Замечательный уругвайский баритон — сексапильный и витальный красавец, недаром прозванный оперным «Марлоном Брандо», — спутник жизни Нетребко и отец ее ребенка. Его участие создавало дополнительную интригу, наряду с участием самой Нетребко — главной приманки и главного украшения премьеры.
Однако Шротт давно сравнялся с Анной и по статусу, и по известности. Невероятно харизматичный, настоящий мачо, он способен украсить собою любой спектакль. И, конечно, роль лекаря-шарлатана, продающего доверчивым пейзанам склянки с простой водой, выдавая ее за универсальное лекарство от всех недугов, — как раз такая роль, в которой он мог бы блеснуть не только звучным и глубоким голосом, но и изрядно рассмешить публику. Вместе Нетребко и Шротт, вписанные в контекст вполне вменяемого и даже красивого спектакля Пелли, могли бы обеспечить безусловный успех: тем более что ансамблевые сцены они провели отлично, а Шротт попутно еще и демонстрировал замашки собственника-супруга (по жизни, не по роли), невзначай игриво прикасаясь к ножке примадонны или зацеловывая ручку до плеча.
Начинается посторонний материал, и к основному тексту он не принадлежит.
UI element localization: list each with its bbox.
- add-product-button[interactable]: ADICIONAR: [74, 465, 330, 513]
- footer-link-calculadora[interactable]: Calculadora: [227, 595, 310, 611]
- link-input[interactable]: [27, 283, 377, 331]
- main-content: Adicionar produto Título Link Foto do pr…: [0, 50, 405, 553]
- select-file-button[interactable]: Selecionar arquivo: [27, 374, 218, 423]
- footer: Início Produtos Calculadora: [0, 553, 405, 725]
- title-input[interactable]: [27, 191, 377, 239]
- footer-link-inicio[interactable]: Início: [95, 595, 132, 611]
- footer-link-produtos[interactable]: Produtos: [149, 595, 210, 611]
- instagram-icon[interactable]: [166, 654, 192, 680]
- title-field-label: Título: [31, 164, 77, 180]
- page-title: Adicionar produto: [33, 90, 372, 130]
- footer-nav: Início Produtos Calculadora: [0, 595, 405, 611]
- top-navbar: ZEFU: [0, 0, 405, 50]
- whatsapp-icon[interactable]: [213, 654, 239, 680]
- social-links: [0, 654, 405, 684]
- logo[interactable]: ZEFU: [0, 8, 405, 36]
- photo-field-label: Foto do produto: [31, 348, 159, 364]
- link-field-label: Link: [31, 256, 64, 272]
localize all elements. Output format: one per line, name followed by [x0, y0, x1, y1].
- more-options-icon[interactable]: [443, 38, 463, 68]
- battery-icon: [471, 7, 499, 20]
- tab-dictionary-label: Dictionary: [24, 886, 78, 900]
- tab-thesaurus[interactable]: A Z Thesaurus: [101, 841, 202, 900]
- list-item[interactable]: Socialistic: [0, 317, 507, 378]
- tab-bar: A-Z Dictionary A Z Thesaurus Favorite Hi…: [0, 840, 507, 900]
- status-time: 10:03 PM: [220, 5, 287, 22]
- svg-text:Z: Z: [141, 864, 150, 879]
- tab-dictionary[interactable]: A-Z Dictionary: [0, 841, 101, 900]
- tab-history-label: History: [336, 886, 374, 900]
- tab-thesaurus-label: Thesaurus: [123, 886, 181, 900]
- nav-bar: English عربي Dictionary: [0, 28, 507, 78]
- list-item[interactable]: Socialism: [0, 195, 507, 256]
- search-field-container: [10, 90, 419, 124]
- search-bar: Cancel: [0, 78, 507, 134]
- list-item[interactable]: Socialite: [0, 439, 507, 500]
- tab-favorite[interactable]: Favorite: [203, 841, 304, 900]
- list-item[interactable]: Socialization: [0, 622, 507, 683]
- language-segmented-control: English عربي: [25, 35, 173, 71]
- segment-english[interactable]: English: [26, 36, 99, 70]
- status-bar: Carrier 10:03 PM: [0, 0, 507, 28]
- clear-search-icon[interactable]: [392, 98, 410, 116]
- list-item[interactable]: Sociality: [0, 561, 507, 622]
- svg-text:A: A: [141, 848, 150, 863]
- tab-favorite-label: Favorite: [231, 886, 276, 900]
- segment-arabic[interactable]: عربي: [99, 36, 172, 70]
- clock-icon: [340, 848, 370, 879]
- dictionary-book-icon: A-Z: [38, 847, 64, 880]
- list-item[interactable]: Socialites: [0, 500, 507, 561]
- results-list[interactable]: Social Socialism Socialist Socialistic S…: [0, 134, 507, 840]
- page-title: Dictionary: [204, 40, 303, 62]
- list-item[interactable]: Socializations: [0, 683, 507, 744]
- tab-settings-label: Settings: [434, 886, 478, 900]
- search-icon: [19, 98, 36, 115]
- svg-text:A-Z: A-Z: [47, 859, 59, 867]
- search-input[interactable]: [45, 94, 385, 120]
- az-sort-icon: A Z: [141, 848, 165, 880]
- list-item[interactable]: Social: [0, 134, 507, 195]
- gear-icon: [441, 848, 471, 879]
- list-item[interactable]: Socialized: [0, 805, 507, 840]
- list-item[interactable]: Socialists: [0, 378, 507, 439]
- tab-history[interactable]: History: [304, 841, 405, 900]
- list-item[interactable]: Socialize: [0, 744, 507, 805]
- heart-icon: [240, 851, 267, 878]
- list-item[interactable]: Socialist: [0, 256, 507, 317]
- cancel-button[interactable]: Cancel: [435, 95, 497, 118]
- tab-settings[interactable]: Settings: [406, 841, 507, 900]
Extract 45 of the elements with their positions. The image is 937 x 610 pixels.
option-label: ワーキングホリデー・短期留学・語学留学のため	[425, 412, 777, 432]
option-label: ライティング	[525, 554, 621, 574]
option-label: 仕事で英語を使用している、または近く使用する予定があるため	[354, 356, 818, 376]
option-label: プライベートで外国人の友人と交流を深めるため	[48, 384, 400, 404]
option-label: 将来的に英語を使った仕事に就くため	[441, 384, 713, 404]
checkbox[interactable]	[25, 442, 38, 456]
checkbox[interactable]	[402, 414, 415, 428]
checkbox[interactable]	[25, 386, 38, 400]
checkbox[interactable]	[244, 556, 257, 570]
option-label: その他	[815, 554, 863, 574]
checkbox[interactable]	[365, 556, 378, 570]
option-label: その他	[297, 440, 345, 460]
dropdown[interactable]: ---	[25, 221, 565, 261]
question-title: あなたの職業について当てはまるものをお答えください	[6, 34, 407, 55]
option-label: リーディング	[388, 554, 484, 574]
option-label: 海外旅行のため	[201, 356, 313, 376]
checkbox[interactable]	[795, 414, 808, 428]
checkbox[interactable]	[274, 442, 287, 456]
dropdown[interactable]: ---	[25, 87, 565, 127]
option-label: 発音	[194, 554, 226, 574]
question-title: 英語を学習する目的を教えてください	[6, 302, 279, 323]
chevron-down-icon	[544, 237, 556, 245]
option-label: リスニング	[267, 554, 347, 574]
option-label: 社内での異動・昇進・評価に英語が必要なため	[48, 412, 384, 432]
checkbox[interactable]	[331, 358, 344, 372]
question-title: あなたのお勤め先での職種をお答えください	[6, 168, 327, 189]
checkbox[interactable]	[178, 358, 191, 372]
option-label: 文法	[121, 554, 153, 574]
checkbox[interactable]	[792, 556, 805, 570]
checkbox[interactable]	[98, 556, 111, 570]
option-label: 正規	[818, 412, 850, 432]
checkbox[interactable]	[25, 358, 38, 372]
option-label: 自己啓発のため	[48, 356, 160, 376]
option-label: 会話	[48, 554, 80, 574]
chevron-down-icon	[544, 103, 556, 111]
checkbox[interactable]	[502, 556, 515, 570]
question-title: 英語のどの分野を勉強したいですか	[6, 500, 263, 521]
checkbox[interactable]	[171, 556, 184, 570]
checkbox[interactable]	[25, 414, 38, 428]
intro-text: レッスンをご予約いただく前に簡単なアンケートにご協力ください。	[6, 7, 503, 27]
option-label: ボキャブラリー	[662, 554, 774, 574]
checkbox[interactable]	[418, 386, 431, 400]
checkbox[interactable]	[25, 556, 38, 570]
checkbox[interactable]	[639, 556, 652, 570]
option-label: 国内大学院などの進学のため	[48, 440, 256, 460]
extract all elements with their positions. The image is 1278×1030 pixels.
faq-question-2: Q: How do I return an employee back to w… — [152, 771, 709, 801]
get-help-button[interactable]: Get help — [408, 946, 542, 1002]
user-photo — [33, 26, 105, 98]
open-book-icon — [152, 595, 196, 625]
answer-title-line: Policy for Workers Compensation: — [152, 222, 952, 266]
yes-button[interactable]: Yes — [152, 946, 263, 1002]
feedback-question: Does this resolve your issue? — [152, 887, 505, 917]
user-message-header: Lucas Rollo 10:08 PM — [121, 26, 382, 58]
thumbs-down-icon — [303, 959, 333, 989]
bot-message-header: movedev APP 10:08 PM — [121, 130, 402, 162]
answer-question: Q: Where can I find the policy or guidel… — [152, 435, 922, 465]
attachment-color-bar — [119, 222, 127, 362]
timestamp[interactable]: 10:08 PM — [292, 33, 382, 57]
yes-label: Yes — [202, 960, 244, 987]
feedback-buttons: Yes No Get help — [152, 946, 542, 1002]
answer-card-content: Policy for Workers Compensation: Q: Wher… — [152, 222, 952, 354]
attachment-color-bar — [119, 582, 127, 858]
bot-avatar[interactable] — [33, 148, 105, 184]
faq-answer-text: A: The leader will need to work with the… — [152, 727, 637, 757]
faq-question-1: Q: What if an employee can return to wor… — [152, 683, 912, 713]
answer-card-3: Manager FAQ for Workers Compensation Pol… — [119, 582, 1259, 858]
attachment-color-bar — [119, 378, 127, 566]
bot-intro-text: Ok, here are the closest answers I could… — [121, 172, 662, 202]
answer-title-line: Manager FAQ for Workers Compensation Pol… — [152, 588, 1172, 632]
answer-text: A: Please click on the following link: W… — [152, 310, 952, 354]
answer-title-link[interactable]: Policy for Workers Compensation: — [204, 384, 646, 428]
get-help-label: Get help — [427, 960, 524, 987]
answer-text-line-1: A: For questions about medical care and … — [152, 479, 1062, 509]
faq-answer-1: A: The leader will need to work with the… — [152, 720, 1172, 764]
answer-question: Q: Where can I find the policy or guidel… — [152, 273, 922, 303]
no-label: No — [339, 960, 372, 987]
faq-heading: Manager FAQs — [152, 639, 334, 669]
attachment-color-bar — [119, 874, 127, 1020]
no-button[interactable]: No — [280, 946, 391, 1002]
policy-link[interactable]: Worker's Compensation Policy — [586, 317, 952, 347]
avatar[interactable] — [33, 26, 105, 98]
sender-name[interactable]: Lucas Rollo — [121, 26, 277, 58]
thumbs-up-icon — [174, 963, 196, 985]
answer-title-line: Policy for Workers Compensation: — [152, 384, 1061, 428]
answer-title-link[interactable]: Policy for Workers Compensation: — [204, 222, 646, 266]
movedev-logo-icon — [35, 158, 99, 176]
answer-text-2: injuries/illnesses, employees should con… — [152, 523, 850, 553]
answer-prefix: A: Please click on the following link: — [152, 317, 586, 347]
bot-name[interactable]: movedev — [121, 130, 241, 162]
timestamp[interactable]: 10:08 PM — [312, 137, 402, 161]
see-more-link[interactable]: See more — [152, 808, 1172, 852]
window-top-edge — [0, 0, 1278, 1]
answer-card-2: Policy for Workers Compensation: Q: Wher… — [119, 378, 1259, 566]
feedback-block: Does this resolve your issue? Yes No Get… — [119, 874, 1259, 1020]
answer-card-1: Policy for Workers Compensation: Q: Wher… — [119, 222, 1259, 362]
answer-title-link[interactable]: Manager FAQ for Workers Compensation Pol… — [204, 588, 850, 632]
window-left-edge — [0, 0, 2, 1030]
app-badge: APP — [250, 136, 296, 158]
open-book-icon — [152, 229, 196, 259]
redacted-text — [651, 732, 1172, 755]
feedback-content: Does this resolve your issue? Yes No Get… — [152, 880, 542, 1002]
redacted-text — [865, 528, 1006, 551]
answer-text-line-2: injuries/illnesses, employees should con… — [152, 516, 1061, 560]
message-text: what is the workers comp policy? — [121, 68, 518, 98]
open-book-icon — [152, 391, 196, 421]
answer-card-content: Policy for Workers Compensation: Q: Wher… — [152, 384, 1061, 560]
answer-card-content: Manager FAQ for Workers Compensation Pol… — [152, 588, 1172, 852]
Проблема в том, что остальные участники спектакля до уровня «звездной пары» заметно недотягивали. Оркестр играл в буквальном смысле «кто в лес, кто по дрова»: постоянные расхождения с солистами приобретали характер дурной бесконечности и действительно вызывали дурноту. В оркестре — каша, фальшь, неточные соло, невыигранные пассажи. Итальянского капельмейстера, в послужном списке которого мелькают названия театров и стран, мастером своего дела назвать было никак нельзя. Он задавал слишком быстрые темпы — и не умел их удержать: темпоритм «плыл», а дирижер даже не мог переключиться с темпа на темп. Но хуже всего была его неспособность к грамотному и корректному сопровождению солистов. В результате в первой же сцене Дулькамара — Шротт тотально разошелся с оркестром чуть ли не на такт. Там, где у певца было accelerando, оркестр отставал; там, где Шротт возвращался к основному темпу, оркестр продолжал частить. Какофония стояла страшная.
Анна Нетребко тем временем «звездила» и сияла изо всех сил. Фактически на ней держался весь спектакль, она сообщала ему драйв и остроту. Образ деревенской девушки-подростка, неотразимой в полудетской угловатой пластике, очень шел к ней. По роли выходило, что Адина еще не разобралась в себе и своих чувствах и флиртует с бравым служакой Белькоре (Владимир Мороз), потому что девчонке льстит внимание завидного кавалера. Ну а еще потому, что мнимой влюбленностью к Белькоре она надеется возбудить ревность в Неморино.
Сверкая голыми коленками, она отважно карабкается на крутой соломенный холм, нимало не смущаясь тем, что юбчонка взлетает чуть не до плеч. Капризно поводит плечиком, отвергая мольбы недотепы-Неморино. А в финале кружит избранника в порыве беззаветного счастья, впервые осознав, что именно Неморино и есть ее настоящая любовь.
Слышно было, что партия у Нетребко сделана «на все сто». Продуманная, культурная фразировка, нежнейшая филировка звука на пиано, свободная живая интонация — украшали партию. Однако звук слегка «качался», исчезла сияющая ровность звуковедения, что так очаровывала в ней, да и тембр поменял характеристики: стал грубее, плотнее. Впрочем, к финалу Нетребко распелась, и ее вокальные возможности раскрылись вполне. И тогда стало ясно, отчего ей рукоплещет весь мир.